Plastic and Reconstructive Surgery, Global Open (Jun 2024)
Multiple Buttress Reconstruction for Extended Total Maxillectomy by Mixed Use of Vascularized and Nonvascularized Fibula
Abstract
Summary:. Reconstruction of extended total maxillectomy is challenging. This study aimed to isolate the skull base from the nasal cavity to avoid intracranial infection, cerebrospinal fluid fistula, and palate closure to maintain feeding and conversation. However, facial appearance and symmetry are important for quality of life. We report primary multiple buttress reconstruction using a removed nonvascularized fibula that reduced the risk of infection and exposure. A 74-year-old woman experienced a local recurrence of right maxillary sinus cancer after subtotal maxillectomy and postoperative radiotherapy (60 Gy). We performed extended total maxillectomy, including the right eyeball, orbit, temporal bone, palate, and zygomatic arch. Primary reconstruction was performed using fibular and anterolateral thigh free flaps. The proximal fibula bone was resected to obtain the length of the peroneal vessels, and the distal 9 cm of the fibula was made into two pieces while keeping the peroneal vessels attached.

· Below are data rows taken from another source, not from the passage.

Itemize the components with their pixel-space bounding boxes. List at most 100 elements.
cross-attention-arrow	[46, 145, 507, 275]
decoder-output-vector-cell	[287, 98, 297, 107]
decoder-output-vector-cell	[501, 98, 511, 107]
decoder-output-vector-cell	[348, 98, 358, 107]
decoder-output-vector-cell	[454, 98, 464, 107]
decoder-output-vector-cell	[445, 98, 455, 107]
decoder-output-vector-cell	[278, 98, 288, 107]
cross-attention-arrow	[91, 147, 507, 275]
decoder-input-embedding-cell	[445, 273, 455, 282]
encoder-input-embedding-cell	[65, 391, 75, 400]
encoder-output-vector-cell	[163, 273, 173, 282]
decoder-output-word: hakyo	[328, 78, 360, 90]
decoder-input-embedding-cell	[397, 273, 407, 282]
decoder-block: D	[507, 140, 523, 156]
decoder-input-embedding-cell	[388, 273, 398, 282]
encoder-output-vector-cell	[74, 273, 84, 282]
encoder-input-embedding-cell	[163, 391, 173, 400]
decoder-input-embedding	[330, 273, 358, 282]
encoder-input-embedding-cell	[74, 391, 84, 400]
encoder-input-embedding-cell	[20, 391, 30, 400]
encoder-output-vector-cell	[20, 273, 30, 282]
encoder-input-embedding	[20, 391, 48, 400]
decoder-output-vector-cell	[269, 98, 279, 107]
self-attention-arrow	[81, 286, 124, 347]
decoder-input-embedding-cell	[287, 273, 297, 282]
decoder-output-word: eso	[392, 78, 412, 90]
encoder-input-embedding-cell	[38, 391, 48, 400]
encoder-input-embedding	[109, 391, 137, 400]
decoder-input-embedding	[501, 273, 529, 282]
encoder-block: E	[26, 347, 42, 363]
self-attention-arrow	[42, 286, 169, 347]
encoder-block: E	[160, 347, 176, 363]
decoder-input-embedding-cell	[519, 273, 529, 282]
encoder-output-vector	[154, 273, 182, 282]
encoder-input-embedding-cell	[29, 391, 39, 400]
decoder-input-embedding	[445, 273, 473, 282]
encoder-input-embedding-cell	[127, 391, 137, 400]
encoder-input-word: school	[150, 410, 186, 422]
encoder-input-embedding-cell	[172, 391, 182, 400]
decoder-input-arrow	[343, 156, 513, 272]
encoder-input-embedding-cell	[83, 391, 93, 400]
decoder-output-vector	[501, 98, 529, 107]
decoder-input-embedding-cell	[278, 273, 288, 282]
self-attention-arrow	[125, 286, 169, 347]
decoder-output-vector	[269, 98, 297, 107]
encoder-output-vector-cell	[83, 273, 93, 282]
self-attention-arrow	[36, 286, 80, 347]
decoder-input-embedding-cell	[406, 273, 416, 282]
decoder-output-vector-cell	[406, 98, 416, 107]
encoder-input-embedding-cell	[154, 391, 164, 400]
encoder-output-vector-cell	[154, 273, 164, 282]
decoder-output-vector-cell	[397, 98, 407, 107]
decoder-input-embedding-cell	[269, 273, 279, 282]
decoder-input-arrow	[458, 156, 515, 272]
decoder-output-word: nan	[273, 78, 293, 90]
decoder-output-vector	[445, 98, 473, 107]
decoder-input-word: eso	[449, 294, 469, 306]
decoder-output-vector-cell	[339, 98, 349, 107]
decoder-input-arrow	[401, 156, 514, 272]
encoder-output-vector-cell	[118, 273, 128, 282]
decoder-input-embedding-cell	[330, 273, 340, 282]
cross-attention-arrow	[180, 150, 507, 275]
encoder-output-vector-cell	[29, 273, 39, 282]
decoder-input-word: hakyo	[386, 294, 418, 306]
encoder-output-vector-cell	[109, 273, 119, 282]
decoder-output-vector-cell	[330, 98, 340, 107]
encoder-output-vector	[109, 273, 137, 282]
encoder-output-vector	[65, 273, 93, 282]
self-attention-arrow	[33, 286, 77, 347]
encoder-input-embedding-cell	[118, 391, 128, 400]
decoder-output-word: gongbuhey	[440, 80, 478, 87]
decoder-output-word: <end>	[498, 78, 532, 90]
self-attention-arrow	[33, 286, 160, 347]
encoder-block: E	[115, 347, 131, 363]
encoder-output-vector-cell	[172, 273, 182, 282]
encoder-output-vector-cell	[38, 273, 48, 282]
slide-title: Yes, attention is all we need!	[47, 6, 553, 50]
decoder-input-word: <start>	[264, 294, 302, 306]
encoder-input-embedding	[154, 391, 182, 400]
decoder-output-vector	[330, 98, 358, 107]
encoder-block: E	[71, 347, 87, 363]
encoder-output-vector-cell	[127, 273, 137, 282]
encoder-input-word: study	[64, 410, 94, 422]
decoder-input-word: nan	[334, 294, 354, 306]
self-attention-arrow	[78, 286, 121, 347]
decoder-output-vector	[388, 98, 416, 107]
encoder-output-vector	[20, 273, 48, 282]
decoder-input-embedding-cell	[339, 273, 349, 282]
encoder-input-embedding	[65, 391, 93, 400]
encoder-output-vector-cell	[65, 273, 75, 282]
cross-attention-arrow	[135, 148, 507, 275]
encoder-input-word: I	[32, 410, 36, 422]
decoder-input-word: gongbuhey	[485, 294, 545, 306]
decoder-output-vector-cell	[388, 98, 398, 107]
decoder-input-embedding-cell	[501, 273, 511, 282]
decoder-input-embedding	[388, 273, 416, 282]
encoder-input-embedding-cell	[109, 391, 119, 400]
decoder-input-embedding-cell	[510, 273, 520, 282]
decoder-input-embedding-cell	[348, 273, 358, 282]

The nonvascularized 5-cm fibula was split sagittally with an L-shaped section to maintain the strength of the fragments. An anterolateral thigh flap was elevated from the ipsilateral thigh attached to the partial vastus lateralis muscle, which was divided into proximal (to the cheek skin and prosthetic eye bed) and distal (to the nasal cavity and palate) skin islands. Two nonvascularized bone fragments were fixed at the lateral and infraorbital rims. The dead space around the built-up pillar made of transferred bone was filled with vastus lateralis muscle to prevent infection and depression. This approach allowed for one-stage multiple buttress reconstruction for extended total maxillectomy.